Sunny will be 12 years old next year. Lyle and Allie will be 11. I don’t know if we can make the same promise that we made to the old girls when they moved here at the dawn of this Century and we told them they’d never have to move again. I can tell you that if these three cats have to move, they won’t like it one damn bit, and I’m sorry in advance for a day that comes when we have to put them through it. I’ve seen what it’s like to be an old cat, and it ain’t for sissies. I suppose we compensate for the guilt by spoiling the hell out of them now. 

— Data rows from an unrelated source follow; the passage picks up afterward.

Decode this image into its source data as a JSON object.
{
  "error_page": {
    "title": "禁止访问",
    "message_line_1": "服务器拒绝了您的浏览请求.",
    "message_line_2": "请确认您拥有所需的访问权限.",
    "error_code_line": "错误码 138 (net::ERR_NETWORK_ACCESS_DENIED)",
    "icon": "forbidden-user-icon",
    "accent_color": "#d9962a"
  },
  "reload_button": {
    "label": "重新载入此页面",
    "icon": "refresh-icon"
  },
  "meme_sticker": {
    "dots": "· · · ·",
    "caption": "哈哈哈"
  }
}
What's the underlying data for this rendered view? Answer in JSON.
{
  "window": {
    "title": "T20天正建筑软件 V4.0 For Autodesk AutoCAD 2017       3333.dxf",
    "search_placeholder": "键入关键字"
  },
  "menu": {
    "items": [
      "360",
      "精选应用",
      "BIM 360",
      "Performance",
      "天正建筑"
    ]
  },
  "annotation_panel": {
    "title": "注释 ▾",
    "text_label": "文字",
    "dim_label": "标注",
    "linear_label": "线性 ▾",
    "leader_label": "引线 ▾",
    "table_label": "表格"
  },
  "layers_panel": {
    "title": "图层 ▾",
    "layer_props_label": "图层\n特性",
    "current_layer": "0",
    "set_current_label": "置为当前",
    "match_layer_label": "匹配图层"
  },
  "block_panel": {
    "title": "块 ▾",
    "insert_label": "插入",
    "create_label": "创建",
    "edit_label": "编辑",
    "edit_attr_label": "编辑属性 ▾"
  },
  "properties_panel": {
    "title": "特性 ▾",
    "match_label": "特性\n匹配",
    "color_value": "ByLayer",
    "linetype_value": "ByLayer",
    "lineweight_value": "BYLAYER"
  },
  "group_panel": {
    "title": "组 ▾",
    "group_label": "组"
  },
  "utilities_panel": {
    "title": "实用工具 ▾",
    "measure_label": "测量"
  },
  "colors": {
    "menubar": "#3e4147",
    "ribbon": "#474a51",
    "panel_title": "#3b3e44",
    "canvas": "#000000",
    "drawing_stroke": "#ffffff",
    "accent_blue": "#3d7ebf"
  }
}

But you what? They deserve it. Yeah, they lie around and sleep most of the day. But they appreciate us, and we appreciate them. They count on us to take care of their physical needs and we count on them to help us out with our psychological needs, which sometimes means having something else to think about besides how screwed up everything is. Hey, look! Allie’s getting high on catnip again! Lyle and Mookie are having a staring contest! Sunny is keeping her svelte figure in shape by doing zooms back and forth through the house! While it’s important to stay on top of current events, watching your cats living their best lives is ultimately a much better use of brain space than wondering about who may have just tweeted a bunch of dangerous lies, or how many people were packed into wedding in Brooklyn, or why going bowling might kill you.   

The day is going to come when we can start crawling out from under this weight on top of us, when the world will be open and safe again. But for now we’re in survival mode. And with a little help from our feline friends, our unsung furry heroes of Duffy’s Creek, we’re doing what we can where we are with what we have.